Molecular mechanisms underlying ochratoxin A-induced genotoxicity: global gene expression analysis suggests induction of DNA double-strand breaks and cell cycle progression

Abstract

Ochratoxin A (OTA) is a renal carcinogen primarily affecting the S3 segment of proximal tubules in rodents. In our previous study, we reported that OTA induces reporter gene mutations, primarily deletion mutations, in the renal outer medulla (OM), specifically in the S3 segment.

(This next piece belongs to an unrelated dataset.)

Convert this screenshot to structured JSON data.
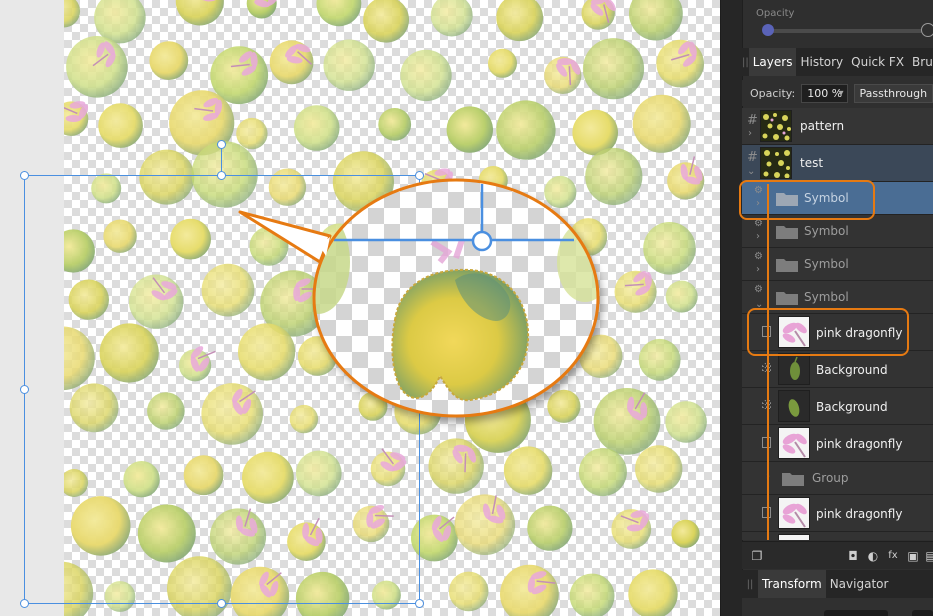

In the present study, to identify genes involved in OTA-induced genotoxicity, we conducted a comparative analysis of global gene expression in the renal cortex (COR) and OM of kidneys from gpt delta rats administered OTA at a carcinogenic dose for 4 weeks. Genes associated with DNA damage and DNA damage repair, and cell cycle regulation were site-specifically changed in the OM. Interestingly, genes that were deregulated in the OM possessed molecular functions such as DNA double-strand break (DSB) repair (Rad18, Brip1, and Brcc3), cell cycle progression (Cyce1, Ccna2, and Ccnb1), G(2)/M arrest in response to DNA damage (Chek1 and Wee1), and p53-associated factors (Phlda3 and Ccng1). Significant increases in the mRNA levels of many of these genes were observed in the OM using real-time RT-PCR. However, genes related to oxidative stress exhibited no differences in either the number or function of altered genes in both the OM and COR. These results suggested that OTA induced DSB and cell cycle progression at the target site. These events other than oxidative stress could trigger genotoxicity leading to OTA-induced renal tumorigenicity.